There’s a cycle path over the bridge which continues to Kyle of Lochalsh, the end of the railway from Inverness and the location of the ferry made redundant by the bridge. We soon turned off to Plockton, the road fairly busy with tourists, some of whom were clueless about passing places and the etiquette of single track roads. The coastguard we’d met a couple of days ago had complained about such drivers.
We stopped for coffee and cake at 10:00 in Plockton then we rode back and onto the main road at Stromeferry, which lies next to the narrowest part of Loch Carron and used to host a ferry service across to North Strome. This provided a link with the first road built in 1809 along the north side of the loch but completion of the Stromeferry bypass (A890) along the south-eastern shore of the loch made the ferry service redundant and it ceased operating in 1970, a pity as it would have shortened our journey. At that time, there were two vessels providing the service. The larger of the two, Pride of Strome, measuring 16m long x 5m wide, was built in 1962 by Forbes of Sandhaven, the smaller, Strome Castle, measuring 9m long x 3m wide, was built in 1958 by Nobles of Fraserburgh. Both boats now lie wrecked on the shore of Loch Carron between North Strome and Lochcarron. The village sign announces itself as “Stromeferry (No Ferry)”, the shinty team once competed as “Stromeferry (No Ferry) United”.
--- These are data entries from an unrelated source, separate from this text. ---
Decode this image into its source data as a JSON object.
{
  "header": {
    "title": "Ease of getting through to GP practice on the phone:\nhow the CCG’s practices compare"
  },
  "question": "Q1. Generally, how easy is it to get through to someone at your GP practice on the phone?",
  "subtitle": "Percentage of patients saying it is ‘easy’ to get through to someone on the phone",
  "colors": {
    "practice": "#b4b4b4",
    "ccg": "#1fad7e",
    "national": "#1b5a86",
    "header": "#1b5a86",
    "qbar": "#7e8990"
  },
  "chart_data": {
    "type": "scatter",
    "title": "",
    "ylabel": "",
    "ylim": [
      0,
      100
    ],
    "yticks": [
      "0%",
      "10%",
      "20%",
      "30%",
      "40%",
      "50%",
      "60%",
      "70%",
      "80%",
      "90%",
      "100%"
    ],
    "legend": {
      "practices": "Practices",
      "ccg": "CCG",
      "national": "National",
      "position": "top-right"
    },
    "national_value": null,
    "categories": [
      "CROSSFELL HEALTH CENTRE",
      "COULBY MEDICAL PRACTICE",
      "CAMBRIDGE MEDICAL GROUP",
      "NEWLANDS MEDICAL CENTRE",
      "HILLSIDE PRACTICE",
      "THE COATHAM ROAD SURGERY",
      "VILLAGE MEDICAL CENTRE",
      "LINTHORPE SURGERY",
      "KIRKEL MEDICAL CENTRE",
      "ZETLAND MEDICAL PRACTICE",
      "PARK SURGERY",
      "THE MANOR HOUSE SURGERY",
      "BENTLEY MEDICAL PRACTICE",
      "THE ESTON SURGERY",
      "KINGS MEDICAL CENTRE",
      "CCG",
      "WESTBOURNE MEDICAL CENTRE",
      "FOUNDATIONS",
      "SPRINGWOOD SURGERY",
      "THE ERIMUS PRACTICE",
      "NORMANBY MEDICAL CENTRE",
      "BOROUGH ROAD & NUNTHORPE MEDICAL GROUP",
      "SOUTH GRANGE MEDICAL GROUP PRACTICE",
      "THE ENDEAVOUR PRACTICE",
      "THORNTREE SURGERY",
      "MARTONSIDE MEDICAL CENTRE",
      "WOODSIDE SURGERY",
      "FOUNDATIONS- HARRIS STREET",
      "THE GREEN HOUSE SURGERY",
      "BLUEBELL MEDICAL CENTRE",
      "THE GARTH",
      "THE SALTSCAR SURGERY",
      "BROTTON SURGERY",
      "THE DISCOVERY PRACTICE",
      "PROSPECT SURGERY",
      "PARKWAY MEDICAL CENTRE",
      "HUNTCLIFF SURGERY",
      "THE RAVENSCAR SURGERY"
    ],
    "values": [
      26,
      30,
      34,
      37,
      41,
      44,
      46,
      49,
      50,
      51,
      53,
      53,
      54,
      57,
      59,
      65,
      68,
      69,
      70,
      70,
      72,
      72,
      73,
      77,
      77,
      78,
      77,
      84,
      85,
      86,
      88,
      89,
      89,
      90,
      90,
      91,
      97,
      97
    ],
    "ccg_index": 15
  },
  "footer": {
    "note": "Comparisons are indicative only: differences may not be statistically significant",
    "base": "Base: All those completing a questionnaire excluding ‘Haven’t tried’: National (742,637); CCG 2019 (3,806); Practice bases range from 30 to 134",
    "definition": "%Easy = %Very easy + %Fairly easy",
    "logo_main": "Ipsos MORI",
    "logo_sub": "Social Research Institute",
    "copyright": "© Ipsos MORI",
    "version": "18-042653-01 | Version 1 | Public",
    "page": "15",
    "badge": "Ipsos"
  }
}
It was very hot by now and the road was busy. We saw the Belmond Royal Scotsman luxury train at Strathcarron station waiting for the service train to Inverness to clear the single track section so it could continue to Kyle of Lochalsh. The road was level from here to Lochcarron village where we bought food for our two night stay at the well stocked Spar. I had to use my rucksack and set off very heavily laden with food in our panniers and on my back, toiling up a long hill in the heat and down to the Sanachan bunkhouse.
I collapsed into a chair with a drink and we chatted with two retired hikers who’ve been there a few days. We shared a dorm with them, the other dorm being taken by a group of five Chinese men.